Anti-Mullerian Hormone (AMH) is currently the gold standard for ovarian reserve testing. To recap, AMH is produced by granulosa cells of early developing follicles, and correlates well with age and antral follicle count (AFC), where we covered in ‘3As of Fertility’. Here, we will explore what is normal level of AMH, and what it means if AMH is too high or low.
Whilst high AMH gives some assurance with regards to the number of eggs one has, it is however not an assurance of pregnancy. Even if it is low, it does not necessarily mean that you are infertile.Dr Lim Lei Jun, Fertility Specialist
Anti-Mullerian Hormone (AMH) is the most reliable marker to determine ovarian reserve. It is also the starter test ordered by fertility specialists. 20% of women will have either too high or too low AMH. Current social trends are clear, women are delaying childbearing into their 30s and in some closer to 40s. Knowing and tracking one’s AMH level can give a better understanding of one’s reproductive health, in addition to make choices about one’s reproductive goals and timeline. Whilst high AMH gives some assurance with regards to the number of eggs one has, it is however not an assurance of pregnancy. Even if it is low, it does not necessarily mean that you are infertile. It helps to understand that your reproductive years maybe shorter than you realized. This gets you to plan ahead about starting a family sooner or to consider egg freezing.
Recent years, several graphs for normal levels of AMH from birth to menopause have been developed.

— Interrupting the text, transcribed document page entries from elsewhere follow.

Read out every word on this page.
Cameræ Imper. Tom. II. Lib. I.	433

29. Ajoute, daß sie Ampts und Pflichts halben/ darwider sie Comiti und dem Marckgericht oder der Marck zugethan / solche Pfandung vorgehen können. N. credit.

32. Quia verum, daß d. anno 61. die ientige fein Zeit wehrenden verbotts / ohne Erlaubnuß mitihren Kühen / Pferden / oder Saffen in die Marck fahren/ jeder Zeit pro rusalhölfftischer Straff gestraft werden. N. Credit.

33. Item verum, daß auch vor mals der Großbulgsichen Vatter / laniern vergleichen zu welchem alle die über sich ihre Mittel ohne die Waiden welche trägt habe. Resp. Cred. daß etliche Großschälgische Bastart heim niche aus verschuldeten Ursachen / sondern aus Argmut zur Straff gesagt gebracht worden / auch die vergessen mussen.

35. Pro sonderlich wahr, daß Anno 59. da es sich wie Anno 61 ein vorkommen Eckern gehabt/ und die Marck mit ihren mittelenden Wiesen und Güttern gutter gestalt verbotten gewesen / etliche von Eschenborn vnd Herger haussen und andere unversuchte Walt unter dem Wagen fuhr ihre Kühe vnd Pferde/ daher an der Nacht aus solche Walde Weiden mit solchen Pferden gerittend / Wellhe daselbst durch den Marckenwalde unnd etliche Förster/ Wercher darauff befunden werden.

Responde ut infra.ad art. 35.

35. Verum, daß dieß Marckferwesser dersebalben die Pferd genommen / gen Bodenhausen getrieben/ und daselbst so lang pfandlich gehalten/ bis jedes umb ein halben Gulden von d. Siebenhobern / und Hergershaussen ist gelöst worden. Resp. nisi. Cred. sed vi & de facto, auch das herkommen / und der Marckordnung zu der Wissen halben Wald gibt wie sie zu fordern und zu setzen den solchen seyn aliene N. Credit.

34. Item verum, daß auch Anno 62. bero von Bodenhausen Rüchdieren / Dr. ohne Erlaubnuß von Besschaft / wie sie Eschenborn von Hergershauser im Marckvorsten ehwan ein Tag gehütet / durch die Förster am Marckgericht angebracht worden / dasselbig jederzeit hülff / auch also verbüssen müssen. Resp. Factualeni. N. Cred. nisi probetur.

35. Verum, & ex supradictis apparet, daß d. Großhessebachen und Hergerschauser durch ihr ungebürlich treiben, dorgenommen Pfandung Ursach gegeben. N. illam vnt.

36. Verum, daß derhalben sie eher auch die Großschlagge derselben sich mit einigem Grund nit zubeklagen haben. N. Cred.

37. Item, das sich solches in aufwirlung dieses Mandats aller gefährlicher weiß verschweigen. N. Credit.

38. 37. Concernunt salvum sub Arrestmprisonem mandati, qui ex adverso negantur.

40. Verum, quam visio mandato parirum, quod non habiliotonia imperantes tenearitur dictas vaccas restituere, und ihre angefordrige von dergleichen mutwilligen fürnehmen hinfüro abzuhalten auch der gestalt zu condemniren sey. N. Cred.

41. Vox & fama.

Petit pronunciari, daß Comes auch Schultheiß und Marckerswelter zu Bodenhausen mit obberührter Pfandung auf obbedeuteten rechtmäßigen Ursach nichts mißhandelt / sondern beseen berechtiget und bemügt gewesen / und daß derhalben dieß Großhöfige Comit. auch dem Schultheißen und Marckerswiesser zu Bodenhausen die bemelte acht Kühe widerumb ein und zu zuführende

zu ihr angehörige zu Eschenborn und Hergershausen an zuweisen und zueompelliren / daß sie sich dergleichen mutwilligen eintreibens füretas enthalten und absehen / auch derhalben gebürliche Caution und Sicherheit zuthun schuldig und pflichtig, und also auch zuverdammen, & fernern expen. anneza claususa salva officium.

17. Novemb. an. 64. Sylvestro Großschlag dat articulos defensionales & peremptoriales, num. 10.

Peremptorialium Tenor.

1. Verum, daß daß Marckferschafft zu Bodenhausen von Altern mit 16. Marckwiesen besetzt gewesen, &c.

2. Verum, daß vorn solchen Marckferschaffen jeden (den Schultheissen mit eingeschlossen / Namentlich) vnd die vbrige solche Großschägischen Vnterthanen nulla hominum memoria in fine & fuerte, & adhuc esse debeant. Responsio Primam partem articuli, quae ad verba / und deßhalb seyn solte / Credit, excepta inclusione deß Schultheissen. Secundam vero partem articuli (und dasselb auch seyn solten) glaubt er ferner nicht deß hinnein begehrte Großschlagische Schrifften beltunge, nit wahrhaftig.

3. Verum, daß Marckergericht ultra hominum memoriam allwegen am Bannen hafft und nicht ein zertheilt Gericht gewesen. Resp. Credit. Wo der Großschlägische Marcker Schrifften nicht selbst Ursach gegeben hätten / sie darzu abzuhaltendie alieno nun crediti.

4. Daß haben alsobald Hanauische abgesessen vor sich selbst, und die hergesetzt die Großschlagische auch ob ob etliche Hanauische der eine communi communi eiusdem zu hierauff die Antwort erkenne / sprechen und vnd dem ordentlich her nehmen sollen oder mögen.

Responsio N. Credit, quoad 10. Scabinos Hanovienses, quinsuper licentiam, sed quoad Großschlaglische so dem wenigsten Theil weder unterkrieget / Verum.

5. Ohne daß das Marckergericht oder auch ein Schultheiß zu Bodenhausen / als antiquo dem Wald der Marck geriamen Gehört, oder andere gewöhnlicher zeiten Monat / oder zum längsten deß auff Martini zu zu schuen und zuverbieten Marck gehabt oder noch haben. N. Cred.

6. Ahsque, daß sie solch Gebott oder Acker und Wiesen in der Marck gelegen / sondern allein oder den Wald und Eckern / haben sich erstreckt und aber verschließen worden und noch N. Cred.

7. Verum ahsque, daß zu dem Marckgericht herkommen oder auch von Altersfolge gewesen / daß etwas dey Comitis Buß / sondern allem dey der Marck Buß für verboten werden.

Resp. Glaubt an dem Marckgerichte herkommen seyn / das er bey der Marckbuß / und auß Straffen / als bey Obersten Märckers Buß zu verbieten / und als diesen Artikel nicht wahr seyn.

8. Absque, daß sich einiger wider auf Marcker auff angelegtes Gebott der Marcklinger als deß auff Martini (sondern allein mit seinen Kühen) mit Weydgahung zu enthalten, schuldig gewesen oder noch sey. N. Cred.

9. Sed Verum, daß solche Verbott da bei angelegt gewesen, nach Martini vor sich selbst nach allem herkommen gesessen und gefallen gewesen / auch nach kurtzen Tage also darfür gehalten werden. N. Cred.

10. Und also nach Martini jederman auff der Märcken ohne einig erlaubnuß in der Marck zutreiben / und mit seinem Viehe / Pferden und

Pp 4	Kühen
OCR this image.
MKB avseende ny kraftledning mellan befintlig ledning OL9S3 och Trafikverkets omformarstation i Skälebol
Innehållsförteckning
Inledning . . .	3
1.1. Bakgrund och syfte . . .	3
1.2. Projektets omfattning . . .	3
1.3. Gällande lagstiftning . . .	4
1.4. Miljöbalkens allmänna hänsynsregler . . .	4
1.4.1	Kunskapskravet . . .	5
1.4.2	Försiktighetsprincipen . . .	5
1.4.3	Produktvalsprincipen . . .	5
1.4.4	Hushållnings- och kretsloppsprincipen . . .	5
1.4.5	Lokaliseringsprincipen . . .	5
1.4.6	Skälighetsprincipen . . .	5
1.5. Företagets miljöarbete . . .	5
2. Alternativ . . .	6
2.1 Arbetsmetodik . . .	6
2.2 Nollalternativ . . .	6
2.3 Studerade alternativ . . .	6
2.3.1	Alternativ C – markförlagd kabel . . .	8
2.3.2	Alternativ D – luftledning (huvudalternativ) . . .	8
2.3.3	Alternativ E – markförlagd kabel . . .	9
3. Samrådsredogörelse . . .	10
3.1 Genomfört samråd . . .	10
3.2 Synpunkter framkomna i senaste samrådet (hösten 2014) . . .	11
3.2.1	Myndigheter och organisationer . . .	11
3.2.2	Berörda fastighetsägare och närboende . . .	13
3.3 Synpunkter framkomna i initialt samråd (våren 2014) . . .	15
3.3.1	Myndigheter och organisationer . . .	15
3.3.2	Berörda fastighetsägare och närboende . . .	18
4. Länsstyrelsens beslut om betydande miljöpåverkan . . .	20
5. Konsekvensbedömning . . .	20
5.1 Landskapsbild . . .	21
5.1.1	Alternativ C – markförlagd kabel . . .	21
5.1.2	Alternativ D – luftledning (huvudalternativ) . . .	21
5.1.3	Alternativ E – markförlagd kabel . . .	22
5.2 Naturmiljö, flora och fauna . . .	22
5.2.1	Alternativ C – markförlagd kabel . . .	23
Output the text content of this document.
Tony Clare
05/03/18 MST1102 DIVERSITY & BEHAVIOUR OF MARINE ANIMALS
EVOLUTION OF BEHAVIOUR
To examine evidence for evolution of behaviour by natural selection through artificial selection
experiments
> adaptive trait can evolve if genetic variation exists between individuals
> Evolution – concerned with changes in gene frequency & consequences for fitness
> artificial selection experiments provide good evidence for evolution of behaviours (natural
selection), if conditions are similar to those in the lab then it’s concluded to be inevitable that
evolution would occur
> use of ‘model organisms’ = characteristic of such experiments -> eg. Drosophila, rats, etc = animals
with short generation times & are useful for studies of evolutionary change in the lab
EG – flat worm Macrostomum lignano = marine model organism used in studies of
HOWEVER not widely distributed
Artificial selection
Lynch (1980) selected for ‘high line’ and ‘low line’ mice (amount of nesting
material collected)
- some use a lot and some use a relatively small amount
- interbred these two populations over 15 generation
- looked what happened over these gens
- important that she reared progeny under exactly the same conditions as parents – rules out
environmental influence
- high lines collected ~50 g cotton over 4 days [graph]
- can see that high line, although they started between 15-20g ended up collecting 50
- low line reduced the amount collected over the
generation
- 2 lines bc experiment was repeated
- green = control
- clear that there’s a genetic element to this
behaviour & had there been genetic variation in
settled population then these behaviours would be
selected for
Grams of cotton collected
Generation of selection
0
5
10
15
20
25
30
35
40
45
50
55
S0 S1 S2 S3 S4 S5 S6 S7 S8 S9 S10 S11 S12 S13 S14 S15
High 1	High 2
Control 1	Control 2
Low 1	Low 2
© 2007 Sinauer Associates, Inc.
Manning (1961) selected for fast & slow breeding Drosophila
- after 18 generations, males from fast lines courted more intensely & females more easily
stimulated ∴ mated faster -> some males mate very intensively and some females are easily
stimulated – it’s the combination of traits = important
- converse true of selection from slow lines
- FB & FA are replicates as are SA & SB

Collectively, the studies show that AMH is low during pre-pubertal development, rise during early puberty and plateau at 20- 25 years of age. After which, AMH gradually declines and it becomes undetectable around menopause.
It is not yet understood why AMH rise during childhood and adolescence. Hence, AMH can only be used to assess the extent of ovarian aging in women above 25 years of age.
When AMH exceeds 48pmo/L, it may indicate that the woman might be suffering from Polycystic Ovarian Syndrome (PCOS). Why is this important? PCOS is the most common hormonal disturbance affecting about 10% of reproductive-age women. It is also one of the commonest cause of subfertility. Due to hormonal imbalances, they are unable to produce a dominant follicle regularly which lead on to irregular and infrequent ovulation. This results in many underdeveloped and immature eggs. These eggs, within the follicles produce AMH. Hence, women with PCOS have an excess of AMH.
On the other hand, low AMH indicates lower number of eggs (follicles), often termed low ovarian reserve. It is important to read AMH in the context of many factors, most importantly your age. Women are said to have diminished ovarian reserve (DOR), when the number of eggs are much lower than expected for women the same age. When this happens, your doctor might get you to perform some genetic screening such as Fragile X Syndrome. Other causes of DOR are smoking, endometriosis, pelvic inflammatory disease, ovarian surgery, autoimmune diseases and cancer treatment. In many cases, no apparent cause can be identified. If a woman experience menopause before the age of 40, they have Premature Ovarian Insufficiency (POI), which impacts 1in 100 women. Women with POI can experience symptoms such as irregular periods, typically shortening of menstrual cycles well in their 30s.
How About the Quality of Eggs?
All these said, AMH does not tell us about the quality of eggs, which is important when it comes to getting pregnant. Fertility is directly related to egg quality, unfortunately there is no test for it. Age is the best predictor as quality declines in a predictable manner with age. The only way to test is to attempt fertilization of the eggs then perform test on the resulted embryos for chromosomal abnormalities. Women in their 20s have mostly (80%) normal eggs, although they too have abnormal ones. Whereas women in their 40s have mostly (80%) abnormal eggs, regardless of how healthy they have been.
To illustrate further, AMH of 7 pmol/L is low for 32 year old but it is within normal range for a 42 year old woman. They may yield similar number of eggs during IVF treatment, but 32 year old will have better chance of success with IVF as the proportion of normal eggs is higher with younger eggs. Our chances at pregnancy is significantly tied to the age of the eggs, which is the basis of the process.